Incredibly, the researchers found that commercial sugar and flour could be used as fuels to make the catalyst:

Finally, we have also examined commercial sugar and flour powders as possible fuels in the catalyst preparation process. Catalysts prepared with these fuels also showed high CO2 hydrogenation activity and jet fuel range hydrocarbon selectivity. The catalytic performance for CO2 hydrogenation of catalysts prepared with different fuels are shown in Supplementary Figs. 1022.

The catalyst helps add the needed hydrogen atoms to the CO2, which is crucial to processing it into jet fuel.

Somehow, this diagram explains it — or at least part of it — but likely more effectively to people smarter than me:

Researchers Have Found A Way To Convert CO2 Into Jet Fuel
Screenshot: Nature, Other

If you’re really feeling smart, here, have a look at this which shows how he CO2 and H2 conversion and product selectivity was calculated:

Researchers Have Found A Way To Convert CO2 Into Jet Fuel
Screenshot: Nature, Other

I don’t know really how to read that, but I like how impressively sciencey it looked, so I stuck it in here.

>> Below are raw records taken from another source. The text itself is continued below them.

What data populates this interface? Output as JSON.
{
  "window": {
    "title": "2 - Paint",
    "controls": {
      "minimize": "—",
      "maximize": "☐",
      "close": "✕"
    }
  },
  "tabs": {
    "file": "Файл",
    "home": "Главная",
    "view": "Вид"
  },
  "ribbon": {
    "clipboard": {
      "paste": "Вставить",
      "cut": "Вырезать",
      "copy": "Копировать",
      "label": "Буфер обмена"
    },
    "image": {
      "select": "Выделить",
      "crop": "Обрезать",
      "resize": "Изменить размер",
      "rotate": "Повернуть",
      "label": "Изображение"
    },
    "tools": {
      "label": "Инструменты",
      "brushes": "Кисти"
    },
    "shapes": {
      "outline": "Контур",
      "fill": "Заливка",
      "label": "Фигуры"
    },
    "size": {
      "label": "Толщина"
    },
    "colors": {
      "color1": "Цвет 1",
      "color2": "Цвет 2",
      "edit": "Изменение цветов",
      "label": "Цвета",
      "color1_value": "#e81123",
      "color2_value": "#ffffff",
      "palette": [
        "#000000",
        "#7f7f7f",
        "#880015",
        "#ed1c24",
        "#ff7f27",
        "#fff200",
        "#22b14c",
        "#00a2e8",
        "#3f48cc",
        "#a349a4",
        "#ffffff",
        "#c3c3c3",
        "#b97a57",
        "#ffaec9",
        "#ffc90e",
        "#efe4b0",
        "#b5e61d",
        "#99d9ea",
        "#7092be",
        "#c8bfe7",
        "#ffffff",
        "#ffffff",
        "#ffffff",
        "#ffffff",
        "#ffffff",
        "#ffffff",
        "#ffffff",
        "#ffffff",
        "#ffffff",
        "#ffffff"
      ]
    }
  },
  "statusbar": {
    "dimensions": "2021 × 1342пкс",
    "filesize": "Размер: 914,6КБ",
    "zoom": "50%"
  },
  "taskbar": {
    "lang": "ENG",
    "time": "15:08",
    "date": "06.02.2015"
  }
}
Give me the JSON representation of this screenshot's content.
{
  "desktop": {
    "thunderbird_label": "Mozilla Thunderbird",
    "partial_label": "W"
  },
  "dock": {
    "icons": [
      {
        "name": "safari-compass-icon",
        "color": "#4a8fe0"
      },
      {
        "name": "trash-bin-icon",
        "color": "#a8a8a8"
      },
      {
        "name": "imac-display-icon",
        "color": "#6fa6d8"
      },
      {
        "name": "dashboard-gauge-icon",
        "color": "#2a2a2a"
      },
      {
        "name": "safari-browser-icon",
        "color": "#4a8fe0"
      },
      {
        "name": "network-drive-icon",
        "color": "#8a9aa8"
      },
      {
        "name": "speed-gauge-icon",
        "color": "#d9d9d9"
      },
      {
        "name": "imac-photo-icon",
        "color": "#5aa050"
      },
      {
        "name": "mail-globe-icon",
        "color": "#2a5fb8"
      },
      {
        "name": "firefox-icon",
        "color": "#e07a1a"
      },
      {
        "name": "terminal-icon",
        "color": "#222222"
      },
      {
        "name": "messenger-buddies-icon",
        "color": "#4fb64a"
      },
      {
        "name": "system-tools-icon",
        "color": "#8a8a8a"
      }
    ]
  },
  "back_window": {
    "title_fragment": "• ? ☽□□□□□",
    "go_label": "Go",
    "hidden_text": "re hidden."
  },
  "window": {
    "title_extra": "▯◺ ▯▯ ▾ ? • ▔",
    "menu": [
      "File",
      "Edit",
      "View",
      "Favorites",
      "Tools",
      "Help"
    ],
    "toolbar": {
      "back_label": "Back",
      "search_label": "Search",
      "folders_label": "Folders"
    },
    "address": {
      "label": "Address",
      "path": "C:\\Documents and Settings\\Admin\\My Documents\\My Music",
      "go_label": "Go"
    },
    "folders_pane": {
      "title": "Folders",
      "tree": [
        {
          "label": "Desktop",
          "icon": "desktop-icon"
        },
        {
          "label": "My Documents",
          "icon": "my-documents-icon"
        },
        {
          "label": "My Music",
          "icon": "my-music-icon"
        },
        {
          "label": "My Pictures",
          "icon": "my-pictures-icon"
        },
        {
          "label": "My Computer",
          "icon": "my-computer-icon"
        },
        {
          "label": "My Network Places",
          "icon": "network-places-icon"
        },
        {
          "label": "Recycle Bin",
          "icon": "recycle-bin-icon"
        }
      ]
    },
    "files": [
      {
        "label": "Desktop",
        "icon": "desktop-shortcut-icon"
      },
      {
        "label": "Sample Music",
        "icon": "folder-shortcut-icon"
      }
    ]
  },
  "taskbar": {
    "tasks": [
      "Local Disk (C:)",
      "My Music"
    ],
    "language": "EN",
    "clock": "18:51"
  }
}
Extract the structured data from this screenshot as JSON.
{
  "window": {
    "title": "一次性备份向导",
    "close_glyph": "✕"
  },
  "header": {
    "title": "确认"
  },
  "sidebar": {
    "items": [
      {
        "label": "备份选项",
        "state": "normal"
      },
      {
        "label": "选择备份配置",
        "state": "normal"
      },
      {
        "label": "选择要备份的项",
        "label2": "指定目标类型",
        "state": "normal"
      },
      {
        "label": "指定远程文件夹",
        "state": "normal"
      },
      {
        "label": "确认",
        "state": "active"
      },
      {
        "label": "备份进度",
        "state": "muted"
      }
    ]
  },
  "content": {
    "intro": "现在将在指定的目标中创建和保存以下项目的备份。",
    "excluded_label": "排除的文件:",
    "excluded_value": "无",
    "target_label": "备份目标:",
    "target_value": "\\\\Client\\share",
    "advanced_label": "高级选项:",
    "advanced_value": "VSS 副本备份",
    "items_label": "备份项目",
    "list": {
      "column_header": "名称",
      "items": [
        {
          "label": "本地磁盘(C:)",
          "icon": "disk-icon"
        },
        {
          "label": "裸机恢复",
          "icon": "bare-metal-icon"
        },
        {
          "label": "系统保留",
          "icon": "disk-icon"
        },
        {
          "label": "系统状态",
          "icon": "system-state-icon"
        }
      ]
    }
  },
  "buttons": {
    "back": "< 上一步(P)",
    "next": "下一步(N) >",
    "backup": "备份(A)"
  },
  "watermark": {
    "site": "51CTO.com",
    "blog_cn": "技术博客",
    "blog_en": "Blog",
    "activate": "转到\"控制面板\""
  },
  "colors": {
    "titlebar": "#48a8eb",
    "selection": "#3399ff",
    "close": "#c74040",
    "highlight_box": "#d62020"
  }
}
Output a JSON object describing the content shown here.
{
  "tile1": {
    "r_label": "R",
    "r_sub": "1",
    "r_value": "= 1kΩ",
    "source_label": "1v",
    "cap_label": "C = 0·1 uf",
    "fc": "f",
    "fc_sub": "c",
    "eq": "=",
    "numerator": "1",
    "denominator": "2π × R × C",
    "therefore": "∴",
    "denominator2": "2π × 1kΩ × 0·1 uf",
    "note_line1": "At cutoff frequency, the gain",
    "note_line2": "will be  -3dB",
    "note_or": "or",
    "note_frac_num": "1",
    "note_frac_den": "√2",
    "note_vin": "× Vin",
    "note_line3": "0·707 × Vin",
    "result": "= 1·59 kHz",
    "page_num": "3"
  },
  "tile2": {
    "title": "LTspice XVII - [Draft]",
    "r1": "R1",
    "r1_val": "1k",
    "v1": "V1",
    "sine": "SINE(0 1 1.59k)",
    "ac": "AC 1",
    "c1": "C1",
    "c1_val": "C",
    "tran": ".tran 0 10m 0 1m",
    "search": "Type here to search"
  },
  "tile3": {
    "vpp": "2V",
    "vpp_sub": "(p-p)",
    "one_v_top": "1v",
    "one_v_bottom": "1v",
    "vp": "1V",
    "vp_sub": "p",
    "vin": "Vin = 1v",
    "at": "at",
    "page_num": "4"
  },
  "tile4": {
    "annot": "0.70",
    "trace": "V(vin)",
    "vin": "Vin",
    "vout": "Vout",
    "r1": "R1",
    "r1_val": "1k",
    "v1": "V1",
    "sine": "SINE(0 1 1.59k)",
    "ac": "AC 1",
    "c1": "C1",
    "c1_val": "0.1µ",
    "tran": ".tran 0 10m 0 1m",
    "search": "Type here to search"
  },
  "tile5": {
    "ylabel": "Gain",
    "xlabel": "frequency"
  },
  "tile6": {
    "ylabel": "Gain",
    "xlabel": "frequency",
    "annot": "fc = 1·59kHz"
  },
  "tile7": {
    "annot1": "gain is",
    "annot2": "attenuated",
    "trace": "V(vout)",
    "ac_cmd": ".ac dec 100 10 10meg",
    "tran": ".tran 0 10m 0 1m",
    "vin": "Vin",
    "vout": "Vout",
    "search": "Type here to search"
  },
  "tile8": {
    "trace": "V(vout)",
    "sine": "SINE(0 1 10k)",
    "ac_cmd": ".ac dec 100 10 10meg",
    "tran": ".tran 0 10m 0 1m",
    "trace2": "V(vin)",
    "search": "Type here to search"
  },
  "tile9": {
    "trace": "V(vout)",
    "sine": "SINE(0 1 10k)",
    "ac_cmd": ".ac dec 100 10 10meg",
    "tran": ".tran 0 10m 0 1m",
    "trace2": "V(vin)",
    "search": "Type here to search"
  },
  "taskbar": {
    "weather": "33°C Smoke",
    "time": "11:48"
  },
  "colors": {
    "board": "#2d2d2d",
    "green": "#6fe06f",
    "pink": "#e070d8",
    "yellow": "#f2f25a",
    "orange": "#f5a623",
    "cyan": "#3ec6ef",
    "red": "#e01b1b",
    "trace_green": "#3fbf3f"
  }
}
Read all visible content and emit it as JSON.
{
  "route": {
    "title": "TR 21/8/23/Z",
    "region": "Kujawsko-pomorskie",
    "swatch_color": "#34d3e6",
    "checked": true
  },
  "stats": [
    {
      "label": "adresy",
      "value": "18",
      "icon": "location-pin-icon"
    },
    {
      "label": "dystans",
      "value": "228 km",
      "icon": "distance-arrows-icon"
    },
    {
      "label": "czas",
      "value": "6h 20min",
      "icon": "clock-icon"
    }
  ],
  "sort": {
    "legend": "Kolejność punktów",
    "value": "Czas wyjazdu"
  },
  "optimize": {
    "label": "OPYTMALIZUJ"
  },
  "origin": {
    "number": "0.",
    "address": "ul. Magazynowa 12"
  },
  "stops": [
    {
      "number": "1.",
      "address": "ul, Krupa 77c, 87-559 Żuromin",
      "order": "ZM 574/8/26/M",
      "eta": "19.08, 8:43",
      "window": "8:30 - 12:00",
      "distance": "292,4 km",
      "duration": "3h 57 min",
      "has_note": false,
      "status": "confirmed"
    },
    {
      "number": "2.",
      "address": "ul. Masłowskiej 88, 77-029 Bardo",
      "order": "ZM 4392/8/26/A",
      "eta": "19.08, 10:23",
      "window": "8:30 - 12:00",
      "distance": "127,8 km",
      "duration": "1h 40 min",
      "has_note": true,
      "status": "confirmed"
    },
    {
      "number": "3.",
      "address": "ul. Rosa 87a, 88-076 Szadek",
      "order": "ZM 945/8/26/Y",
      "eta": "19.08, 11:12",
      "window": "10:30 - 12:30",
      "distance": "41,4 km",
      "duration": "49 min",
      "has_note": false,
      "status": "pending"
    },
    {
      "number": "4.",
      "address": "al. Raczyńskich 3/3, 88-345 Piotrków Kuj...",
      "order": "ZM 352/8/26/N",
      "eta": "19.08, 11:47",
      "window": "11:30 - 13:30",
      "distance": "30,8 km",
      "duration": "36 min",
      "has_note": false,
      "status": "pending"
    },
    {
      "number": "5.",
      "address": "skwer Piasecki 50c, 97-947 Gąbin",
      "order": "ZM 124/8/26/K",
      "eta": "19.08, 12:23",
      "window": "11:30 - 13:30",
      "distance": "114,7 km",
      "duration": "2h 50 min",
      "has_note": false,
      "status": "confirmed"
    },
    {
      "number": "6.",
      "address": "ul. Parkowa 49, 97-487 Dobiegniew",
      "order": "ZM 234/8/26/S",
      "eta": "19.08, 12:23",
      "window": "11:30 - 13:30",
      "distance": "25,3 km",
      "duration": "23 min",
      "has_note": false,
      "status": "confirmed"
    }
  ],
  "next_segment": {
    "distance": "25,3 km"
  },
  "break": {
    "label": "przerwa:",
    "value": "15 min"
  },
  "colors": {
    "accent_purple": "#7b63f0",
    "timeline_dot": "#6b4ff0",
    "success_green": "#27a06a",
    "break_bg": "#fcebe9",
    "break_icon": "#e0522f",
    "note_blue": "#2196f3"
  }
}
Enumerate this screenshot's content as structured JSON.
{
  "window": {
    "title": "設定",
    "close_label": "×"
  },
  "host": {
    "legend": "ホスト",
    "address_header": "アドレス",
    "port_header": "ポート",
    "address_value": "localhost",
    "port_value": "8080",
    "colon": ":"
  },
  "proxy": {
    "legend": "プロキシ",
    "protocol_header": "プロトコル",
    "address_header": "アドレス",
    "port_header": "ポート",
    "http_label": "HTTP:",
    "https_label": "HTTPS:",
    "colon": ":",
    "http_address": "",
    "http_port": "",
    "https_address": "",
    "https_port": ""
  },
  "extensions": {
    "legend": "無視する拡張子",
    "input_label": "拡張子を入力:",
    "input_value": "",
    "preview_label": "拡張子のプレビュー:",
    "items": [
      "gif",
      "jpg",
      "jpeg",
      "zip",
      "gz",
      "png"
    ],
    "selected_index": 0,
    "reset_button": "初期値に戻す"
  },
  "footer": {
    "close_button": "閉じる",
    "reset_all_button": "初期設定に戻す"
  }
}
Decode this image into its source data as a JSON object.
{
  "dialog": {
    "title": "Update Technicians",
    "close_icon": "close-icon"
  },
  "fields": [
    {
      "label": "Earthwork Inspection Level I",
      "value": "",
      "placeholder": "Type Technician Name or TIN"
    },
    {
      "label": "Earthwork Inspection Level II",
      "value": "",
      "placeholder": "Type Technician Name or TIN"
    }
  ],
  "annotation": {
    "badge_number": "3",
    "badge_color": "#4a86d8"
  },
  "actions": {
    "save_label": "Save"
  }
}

The study doesn’t address this specifically, but what could potentially be another use for this process is the generation of diesel fuels from carbon dioxide since Jet A fuel is very close to diesel. In fact, you can run Jet A right in your diesel car or truck, though it has less lubricant, so if you try this you should really add some supplemental lubrication.

If this method proves scalable (which, based on the relative simplicity and efficiency of the method, it should) perhaps it could be used to produce lubricant-added diesel fuel as well, which is also in huge demand.

Hopefully, this will actually, um, take off, and all my panting and wheezing will help send you off on your next vacation.